A bit of background: I'm using this code to copy a template to multiple different workbooks and each time its copied to give it a new name. The sheet has two/three tables so the rest of the code adds additional column headers and data validations depending on where the tables start and end and this will vary.

Like I mentioned. It appears to be working fine but I can't understand why there's an exception error.

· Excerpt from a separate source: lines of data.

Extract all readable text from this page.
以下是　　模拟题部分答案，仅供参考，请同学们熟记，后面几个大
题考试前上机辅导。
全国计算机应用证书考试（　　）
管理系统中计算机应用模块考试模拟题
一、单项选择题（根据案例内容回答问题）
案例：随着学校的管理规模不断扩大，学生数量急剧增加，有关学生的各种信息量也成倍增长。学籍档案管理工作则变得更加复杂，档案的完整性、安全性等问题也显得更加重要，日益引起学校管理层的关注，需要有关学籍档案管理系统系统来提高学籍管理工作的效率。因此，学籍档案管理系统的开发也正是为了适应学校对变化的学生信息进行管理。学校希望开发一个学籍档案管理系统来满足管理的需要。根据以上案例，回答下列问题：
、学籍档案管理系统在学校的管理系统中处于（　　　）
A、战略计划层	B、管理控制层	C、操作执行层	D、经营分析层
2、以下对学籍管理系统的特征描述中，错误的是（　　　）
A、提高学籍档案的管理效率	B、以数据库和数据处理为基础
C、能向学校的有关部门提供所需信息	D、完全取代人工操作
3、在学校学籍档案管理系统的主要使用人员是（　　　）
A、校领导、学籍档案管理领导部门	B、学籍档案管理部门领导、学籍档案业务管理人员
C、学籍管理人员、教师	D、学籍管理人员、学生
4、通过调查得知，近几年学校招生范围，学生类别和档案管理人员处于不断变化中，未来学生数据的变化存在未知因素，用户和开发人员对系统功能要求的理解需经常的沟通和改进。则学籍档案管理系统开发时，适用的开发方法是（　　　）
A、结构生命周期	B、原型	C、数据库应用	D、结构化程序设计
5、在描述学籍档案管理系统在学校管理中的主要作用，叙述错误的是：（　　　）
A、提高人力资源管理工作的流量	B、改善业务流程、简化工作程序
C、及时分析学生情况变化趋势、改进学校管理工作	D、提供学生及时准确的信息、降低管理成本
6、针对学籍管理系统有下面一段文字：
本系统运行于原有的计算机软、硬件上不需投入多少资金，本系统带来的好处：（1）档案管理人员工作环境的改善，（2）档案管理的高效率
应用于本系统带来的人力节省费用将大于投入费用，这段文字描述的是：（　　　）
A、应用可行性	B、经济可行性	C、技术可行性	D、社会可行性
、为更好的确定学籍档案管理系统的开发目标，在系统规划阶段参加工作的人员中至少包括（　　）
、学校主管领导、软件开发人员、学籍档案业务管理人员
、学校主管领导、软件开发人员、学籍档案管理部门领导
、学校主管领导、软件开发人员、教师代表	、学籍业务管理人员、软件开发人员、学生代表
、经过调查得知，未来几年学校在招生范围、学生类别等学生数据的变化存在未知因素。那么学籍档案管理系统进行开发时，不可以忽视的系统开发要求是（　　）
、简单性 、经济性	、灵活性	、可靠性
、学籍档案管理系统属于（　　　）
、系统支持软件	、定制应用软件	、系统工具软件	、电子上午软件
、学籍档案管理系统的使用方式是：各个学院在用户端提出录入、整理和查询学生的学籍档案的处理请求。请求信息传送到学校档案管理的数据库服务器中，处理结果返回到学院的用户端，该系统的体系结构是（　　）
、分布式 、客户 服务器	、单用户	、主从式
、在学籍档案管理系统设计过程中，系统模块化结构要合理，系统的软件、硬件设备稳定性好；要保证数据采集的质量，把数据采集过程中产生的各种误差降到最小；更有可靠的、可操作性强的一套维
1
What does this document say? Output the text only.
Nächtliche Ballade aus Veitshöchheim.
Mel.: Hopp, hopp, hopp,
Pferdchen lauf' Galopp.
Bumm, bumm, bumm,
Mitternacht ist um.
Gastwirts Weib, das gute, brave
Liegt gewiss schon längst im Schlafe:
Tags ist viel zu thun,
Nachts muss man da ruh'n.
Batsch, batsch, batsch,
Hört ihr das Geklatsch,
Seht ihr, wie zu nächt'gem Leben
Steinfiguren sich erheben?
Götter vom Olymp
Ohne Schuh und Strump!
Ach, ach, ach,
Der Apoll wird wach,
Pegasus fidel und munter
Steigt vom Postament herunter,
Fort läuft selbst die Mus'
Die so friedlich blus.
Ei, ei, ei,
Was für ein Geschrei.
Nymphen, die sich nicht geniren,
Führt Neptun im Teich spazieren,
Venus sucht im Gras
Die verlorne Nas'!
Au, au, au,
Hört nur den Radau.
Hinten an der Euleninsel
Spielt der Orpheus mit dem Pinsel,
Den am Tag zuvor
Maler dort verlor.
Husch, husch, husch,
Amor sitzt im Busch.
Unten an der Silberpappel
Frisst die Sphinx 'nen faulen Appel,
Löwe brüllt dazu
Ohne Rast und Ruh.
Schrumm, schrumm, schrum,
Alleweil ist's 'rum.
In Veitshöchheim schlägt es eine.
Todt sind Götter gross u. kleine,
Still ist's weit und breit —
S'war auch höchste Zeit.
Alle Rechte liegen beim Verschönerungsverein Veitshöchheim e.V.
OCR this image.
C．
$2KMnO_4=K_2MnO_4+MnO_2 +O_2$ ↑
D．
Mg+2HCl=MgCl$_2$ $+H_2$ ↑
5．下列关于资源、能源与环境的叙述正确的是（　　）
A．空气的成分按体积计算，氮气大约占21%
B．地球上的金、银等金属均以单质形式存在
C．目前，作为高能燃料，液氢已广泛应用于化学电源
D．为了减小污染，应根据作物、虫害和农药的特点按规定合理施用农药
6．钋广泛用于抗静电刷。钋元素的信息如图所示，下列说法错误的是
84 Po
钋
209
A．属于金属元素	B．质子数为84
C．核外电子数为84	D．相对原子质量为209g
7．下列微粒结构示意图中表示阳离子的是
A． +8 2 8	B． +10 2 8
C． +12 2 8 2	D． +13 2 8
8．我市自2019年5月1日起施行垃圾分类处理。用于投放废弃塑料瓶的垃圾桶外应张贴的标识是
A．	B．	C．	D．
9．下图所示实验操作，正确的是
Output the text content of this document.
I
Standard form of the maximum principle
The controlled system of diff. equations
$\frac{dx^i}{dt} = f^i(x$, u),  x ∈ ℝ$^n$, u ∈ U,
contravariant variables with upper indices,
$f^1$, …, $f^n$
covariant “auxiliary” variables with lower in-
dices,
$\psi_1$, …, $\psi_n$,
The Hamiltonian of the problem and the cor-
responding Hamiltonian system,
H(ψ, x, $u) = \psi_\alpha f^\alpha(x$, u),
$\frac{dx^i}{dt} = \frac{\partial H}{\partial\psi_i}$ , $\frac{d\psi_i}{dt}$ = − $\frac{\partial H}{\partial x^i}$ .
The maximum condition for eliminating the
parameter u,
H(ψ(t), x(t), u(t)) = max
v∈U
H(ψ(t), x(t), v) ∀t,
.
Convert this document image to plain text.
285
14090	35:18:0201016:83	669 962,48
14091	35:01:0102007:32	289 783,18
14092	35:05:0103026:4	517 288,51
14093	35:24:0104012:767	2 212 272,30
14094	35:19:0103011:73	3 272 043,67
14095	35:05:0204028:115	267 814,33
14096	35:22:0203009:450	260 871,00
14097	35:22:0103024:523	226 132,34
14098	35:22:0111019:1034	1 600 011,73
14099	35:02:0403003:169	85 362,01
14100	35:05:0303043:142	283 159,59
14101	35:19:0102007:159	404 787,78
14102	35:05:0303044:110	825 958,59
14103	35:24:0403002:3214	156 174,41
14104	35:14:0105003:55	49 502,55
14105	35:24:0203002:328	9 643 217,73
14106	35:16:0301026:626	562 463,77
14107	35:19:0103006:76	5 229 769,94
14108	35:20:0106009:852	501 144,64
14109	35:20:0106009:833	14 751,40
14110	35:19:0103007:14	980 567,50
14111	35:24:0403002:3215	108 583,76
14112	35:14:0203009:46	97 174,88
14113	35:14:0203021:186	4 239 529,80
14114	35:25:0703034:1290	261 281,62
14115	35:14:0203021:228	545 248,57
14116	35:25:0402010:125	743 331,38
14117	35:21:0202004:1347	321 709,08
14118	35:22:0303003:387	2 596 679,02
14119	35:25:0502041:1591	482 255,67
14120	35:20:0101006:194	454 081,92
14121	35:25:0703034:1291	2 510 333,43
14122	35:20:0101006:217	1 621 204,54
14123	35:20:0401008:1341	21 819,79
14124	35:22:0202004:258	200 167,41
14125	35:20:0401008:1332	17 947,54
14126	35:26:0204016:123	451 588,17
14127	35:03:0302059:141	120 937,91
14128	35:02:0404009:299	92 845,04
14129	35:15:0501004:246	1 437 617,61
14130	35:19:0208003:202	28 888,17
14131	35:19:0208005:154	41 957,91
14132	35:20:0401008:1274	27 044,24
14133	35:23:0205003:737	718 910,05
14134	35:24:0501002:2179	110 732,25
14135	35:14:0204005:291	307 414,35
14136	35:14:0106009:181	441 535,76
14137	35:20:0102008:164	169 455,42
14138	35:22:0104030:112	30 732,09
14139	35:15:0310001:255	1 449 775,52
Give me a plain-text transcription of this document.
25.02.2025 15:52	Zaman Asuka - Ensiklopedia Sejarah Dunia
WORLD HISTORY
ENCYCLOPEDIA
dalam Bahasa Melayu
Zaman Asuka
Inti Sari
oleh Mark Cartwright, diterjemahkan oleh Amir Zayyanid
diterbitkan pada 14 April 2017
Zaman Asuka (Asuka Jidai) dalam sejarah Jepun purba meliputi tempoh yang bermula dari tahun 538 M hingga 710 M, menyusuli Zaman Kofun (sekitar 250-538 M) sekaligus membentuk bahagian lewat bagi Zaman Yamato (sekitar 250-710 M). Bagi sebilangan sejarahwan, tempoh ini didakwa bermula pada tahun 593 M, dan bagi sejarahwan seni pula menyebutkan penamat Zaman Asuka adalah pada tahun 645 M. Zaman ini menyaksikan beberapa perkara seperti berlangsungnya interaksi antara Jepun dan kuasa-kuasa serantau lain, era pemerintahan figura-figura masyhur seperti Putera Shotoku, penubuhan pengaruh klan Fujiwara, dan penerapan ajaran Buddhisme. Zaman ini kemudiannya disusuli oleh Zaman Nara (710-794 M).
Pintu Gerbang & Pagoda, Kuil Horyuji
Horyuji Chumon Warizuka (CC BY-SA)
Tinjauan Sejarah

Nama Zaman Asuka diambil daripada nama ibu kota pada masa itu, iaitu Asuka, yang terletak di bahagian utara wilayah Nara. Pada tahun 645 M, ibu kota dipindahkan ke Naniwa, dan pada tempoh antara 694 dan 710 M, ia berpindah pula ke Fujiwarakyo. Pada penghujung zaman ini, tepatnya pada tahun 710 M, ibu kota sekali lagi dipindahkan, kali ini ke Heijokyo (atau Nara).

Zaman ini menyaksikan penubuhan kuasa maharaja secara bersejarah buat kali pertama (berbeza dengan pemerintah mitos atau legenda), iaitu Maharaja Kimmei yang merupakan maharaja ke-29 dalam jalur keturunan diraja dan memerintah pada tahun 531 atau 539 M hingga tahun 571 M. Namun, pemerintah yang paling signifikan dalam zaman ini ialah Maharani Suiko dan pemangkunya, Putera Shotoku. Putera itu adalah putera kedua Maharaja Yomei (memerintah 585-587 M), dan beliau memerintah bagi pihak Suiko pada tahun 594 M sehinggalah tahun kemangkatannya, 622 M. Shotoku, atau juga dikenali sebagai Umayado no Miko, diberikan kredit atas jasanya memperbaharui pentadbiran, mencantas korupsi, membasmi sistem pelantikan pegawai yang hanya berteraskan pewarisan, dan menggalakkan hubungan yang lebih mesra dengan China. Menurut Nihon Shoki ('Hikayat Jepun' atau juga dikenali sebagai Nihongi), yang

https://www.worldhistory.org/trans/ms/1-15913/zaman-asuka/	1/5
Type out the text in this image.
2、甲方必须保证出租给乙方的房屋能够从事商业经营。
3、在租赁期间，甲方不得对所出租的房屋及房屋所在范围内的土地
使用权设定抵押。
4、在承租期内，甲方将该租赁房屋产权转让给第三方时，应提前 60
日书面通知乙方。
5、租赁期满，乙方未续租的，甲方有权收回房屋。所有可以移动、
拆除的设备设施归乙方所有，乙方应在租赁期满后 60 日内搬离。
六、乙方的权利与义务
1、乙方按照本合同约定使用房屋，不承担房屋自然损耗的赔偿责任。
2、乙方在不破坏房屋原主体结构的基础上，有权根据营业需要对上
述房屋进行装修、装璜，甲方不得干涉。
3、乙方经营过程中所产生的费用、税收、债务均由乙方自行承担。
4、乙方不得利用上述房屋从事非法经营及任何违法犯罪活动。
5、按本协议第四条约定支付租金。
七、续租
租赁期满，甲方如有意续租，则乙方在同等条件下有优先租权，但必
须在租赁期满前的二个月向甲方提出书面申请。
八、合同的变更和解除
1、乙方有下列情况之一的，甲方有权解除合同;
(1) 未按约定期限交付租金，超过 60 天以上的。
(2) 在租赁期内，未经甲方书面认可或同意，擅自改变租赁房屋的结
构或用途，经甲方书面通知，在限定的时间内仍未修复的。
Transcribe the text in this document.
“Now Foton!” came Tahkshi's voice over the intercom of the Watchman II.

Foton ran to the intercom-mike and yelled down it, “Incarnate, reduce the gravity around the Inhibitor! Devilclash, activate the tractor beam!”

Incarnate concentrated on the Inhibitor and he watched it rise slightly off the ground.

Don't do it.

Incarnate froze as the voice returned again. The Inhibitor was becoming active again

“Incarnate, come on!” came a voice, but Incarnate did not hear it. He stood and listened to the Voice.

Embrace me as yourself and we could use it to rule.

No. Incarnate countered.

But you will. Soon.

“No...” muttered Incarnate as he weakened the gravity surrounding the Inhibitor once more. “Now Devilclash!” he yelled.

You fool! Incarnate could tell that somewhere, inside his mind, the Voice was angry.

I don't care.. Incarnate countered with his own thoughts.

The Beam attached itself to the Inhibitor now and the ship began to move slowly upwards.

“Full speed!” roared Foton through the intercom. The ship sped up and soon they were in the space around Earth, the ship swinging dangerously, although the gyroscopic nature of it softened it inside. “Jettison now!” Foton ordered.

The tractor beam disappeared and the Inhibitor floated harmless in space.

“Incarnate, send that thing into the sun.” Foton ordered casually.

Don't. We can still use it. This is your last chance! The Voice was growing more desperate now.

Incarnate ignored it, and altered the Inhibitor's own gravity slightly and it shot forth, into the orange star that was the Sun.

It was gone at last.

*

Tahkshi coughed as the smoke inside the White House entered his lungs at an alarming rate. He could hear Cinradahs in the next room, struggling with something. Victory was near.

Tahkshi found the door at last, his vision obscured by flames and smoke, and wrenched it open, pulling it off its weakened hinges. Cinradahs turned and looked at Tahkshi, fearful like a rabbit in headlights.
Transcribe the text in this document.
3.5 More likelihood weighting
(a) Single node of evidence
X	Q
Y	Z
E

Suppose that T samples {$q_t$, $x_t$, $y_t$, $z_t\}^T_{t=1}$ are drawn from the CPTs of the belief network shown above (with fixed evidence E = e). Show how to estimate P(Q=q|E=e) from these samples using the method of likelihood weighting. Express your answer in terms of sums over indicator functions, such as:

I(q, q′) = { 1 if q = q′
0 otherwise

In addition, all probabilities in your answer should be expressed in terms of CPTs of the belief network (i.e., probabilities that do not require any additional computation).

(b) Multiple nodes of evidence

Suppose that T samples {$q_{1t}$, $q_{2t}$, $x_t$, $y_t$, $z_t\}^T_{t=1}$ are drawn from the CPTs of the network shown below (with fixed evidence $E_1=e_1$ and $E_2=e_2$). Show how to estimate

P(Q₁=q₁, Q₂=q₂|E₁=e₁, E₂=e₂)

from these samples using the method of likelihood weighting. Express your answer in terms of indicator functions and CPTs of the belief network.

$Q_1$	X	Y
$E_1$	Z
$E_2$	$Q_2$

Exception: Invalid argument: id at unknown function at copyTemplate(copyTemplate:13:7)

function onOpen(e) {
      SpreadsheetApp.getUi()
        .createMenu('Copy Template')
        .addItem('Copy Template', 'copyTemplate')
        .addToUi();
}

function copyTemplate() {
  const sheet = SpreadsheetApp.getActiveSpreadsheet();
  const template = sheet.getSheetByName('Oct 22');
  const ish = sheet.getSheetByName('Sheet IDs'); 
  const ivs = ish.getRange('B2:B' + ish.getLastRow()).getValues().flat(); 
  ivs.forEach((id,i) => {
  let destination = SpreadsheetApp.openById(id);   // <-- destination sheet ID
  var copied_sheet = template.copyTo(destination);
  var newName = Browser.inputBox("New Sheet Name","Input new sheet name",Browser.Buttons.OK_CANCEL); //creates a dialog box asking for a new name input
  copied_sheet.setName(newName); //renames your sheet
  copied_sheet.activate();
  copied_sheet.getRange("E2").setNumberFormat('@STRING@').setValue(newName);
  destination.moveActiveSheet(1); // move the copied sheet in first position
  
  var osh = destination.getActiveSheet();
  const r = osh.createTextFinder("Client Name").findAll();
  for (var i = 0; i < r.length; i++) {
    var range = r[i];
    var comments = [["Comments", "Additional Comments"]];
    var rowValue = osh.getRange(range.getRow(), 15, 1, 2).setValues(comments);

    var ddSheet = sheet.getSheetByName('Dropdowns');
    var arRange1 = ddSheet.getRange('A2:A' + ddSheet.getLastRow());
    var wipRange2 = ddSheet.getRange('B2:B' + ddSheet.getLastRow());

    var dataRange1 = osh.getRange(r[0].getRow(),1,osh.getLastRow(),16);
    var dataRange2 = osh.getRange(r[1].getRow(),1,osh.getLastRow(),16);
    var firstBlankRow = dataRange1.getValues().findIndex(row => !row.join(''));
    var secondBlankRow = dataRange2.getValues().findIndex(row => !row.join(''));
    var arCell = osh.getRange(r[0].getRow() +1,15,firstBlankRow-1,1);
    var wipCell = osh.getRange(r[1].getRow() +1,15,secondBlankRow-1,1);

    var arRule = SpreadsheetApp.newDataValidation().requireValueInRange(arRange1).build();
    var wipRule = SpreadsheetApp.newDataValidation().requireValueInRange(wipRange2).build();
    arCell.setDataValidation(arRule);
    wipCell.setDataValidation(wipRule);

    var arComments = osh.getRange(r[0].getRow() +1,15,firstBlankRow-1,2);
    var wipComments = osh.getRange(r[1].getRow() +1,15,secondBlankRow-1,2);
    arComments.setBorder(true,true,true,true,true,true,"red",SpreadsheetApp.BorderStyle.DOUBLE);
    wipComments.setBorder(true,true,true,true,true,true,"red",SpreadsheetApp.BorderStyle.DOUBLE);
  }

  })
}

Answer 1

From your showing error message of Exception: Invalid argument: id, I'm worried that in your actual situation, the value of const ivs = ish.getRange('B2:B' + ish.getLastRow()).getValues().flat(); might include the empty value. If my understanding is correct, how about the following modification?

From:

const ivs = ish.getRange('B2:B' + ish.getLastRow()).getValues().flat();

To:

const ivs = ish.getRange('B2:B' + ish.getLastRow()).getValues().flat().filter(String);

Or, if your values of ivs include the invalid file IDs, how about the following modification?

From:

const ivs = ish.getRange('B2:B' + ish.getLastRow()).getValues().flat(); 
ivs.forEach((id,i) => {
let destination = SpreadsheetApp.openById(id);

To:

const ivs = ish.getRange('B2:B' + ish.getLastRow()).getValues().flat().filter(String);
ivs.forEach((id, i) => {
  if (UrlFetchApp.fetch(`https://drive.google.com/thumbnail?id=${id}`, { muteHttpExceptions: true }).getResponseCode() != 200 || DriveApp.getFileById(id).getMimeType() != MimeType.GOOGLE_SHEETS) return;
  let destination = SpreadsheetApp.openById(id);

• This method is from https://stackoverflow.com/a/74249592 .

Note:

• This answer is for your error message of Exception: Invalid argument: id. Please be careful about this.